First, it means for the most part the same as implied, and, as it is certainly not so instantly intelligible to the average man, it might have been expected to be so good as to die. That it has nevertheless survived by the side of implied is perhaps due to two causes: one is that explicit and implicit make a neater antithesis than even expressed and implied (we should write all the conditions, whether explicit or implicit; but all the implied conditions; implied being much commoner than implicit when the antithesis is not given in full); and the other is that the adverb, whether of implicit or of implied, is more often wanted than the adjective, and that impliedly is felt to be a bad form; implicitly, preferred to impliedly, helps to keep implicit alive.
Secondly, there is the historical accident by which implicit, with faith, obedience, confidence, and such words, has come to mean absolute or full, whereas it originally meant undeveloped or potential or in the germ. The starting-point of this usage is the ecclesiastical phrase implicit faith, i.e. a person’s acceptance of any article of belief not on its own merits, but as a part of, as ‘wrapped up in’, his general acceptance of the Church’s authority; the steps from this sense to unquestioning, and thence to complete or absolute or exact, are easy; but not every one who says that implicit obedience is the first duty of the soldier realizes that the obedience he is describing is not properly an exact one, but one that is involved in acceptance of the soldier’s status.—[H.W.F.]

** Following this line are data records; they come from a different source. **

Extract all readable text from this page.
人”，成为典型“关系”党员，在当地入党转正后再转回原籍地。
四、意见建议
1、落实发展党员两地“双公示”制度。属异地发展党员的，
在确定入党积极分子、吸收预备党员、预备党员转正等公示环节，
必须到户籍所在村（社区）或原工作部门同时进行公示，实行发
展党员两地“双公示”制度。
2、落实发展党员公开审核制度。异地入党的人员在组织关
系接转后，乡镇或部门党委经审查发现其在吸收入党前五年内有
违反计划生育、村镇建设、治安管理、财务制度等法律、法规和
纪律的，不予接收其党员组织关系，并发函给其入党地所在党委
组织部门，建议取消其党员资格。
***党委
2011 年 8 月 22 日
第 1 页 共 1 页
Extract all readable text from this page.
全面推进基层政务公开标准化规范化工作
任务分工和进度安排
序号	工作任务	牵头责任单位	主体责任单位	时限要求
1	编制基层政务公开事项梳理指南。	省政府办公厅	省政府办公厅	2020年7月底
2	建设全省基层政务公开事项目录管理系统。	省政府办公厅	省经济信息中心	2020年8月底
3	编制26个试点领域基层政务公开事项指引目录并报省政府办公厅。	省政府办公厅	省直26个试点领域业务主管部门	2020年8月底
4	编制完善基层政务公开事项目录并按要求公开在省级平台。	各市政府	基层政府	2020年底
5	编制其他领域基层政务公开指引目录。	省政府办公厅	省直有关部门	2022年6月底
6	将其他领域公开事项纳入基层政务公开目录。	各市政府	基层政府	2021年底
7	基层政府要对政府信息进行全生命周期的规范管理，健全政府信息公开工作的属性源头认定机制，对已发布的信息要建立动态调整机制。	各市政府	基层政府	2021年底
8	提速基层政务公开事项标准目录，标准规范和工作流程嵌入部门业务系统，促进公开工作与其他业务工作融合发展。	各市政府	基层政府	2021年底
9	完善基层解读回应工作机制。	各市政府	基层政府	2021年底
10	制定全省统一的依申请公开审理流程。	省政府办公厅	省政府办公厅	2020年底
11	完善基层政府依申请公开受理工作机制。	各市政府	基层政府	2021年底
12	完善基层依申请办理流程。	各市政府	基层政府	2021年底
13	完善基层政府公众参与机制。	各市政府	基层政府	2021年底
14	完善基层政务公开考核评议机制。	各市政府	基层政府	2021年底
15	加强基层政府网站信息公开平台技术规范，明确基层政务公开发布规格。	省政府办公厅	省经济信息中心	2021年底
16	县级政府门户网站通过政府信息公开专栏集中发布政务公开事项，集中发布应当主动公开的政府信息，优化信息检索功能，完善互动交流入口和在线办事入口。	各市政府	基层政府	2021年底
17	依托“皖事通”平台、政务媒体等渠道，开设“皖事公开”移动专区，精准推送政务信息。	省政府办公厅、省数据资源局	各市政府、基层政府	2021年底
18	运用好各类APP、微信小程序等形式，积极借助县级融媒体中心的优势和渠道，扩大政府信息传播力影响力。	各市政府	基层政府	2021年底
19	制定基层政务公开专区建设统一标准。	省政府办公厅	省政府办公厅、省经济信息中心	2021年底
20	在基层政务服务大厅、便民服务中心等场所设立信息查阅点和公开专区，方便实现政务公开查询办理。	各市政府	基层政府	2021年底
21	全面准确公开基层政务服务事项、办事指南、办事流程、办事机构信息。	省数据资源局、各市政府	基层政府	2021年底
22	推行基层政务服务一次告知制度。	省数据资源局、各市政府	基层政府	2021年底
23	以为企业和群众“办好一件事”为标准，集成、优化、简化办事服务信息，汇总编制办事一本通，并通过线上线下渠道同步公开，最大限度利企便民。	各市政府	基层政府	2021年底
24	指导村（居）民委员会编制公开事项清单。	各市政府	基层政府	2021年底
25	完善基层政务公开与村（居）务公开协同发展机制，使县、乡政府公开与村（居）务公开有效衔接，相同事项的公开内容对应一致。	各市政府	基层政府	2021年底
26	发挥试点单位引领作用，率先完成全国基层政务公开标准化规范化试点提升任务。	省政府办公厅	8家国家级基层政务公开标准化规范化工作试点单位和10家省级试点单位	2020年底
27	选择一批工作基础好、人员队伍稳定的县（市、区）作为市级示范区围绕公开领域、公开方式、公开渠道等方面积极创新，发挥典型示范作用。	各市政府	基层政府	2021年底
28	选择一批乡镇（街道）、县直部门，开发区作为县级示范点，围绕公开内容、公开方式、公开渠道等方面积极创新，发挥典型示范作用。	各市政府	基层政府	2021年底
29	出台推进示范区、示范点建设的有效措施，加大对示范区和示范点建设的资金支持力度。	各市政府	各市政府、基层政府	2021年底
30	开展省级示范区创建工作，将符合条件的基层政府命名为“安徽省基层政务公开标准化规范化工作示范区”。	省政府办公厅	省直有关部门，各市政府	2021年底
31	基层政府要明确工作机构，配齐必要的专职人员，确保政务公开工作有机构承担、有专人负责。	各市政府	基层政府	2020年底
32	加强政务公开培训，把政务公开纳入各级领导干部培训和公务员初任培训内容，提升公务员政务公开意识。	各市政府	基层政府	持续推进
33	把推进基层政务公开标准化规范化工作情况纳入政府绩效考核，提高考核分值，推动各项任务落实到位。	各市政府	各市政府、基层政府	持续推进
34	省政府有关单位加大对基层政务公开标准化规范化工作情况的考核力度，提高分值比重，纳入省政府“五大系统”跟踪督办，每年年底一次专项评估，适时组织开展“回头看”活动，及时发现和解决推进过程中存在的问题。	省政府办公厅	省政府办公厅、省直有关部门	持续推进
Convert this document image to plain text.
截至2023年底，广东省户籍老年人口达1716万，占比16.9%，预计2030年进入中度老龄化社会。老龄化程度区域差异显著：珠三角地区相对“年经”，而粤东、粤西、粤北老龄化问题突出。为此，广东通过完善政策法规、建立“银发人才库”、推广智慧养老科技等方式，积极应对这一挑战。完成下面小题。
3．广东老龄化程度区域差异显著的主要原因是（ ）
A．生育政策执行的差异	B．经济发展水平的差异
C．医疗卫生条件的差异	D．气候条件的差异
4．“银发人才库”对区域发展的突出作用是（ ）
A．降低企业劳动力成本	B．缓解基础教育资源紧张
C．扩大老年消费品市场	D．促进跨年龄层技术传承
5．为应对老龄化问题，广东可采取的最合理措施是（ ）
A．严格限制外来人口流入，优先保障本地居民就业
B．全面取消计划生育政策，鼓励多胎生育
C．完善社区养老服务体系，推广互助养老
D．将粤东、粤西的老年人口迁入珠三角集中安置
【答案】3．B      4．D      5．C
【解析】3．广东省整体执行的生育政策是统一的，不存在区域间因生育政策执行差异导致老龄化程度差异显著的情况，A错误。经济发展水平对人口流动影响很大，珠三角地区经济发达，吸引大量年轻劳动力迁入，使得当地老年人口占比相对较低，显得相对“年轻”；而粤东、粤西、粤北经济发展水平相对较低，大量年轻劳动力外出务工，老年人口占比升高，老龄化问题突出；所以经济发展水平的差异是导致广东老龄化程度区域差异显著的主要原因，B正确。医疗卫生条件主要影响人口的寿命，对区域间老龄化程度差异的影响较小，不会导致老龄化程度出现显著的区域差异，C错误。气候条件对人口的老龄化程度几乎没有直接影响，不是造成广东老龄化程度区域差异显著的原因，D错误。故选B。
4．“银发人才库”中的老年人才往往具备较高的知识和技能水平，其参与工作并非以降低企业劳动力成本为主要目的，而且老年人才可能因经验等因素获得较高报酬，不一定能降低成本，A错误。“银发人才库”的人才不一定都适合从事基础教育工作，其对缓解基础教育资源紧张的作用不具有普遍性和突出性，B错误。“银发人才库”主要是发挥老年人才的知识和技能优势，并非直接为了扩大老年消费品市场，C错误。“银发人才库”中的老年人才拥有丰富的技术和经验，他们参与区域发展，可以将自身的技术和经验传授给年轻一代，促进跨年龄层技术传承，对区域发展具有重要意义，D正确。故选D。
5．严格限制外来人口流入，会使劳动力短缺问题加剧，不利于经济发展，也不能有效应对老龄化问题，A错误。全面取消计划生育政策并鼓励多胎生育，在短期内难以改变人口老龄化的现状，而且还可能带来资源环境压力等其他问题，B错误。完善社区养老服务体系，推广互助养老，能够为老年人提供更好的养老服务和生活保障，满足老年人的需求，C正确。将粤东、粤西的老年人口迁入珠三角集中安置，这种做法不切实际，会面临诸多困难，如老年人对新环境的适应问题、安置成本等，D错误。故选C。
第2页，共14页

It seems to us (by virtue of this ‘historical accident’) that in such a phrase as the implied or implicit conditions of a contract, there is a recognized difference of meaning in the two words. Implied conditions, though unexpressed, need not be hidden, they are rather such as any one who agreed to the main stipulation would recognize as involved; and the word implied might even carry the plea that they were unspecified because openly apparent. On the other hand implicit conditions are rather such as are unsuspected and in a manner hidden.—[ED.]
PRACTICALLY
A correspondent complains that the adverb ‘almost’ is being supplanted by ‘practically’. ’The true meaning of “practically” (he writes) is “in practice” as opposed to “in theory” or “in thought”; for instance, Questions which are theoretically interesting to thoughtful people and practically to every one, or again, He loves himself contemplatively by knowing as he is known and practically by loving as he is loved.’ And he finds fault with the O.E.D., whence he takes his quotations, for not condemning such phrases as these, The application was supported by practically all the creditors, and, He has been very ill but is now practically well again.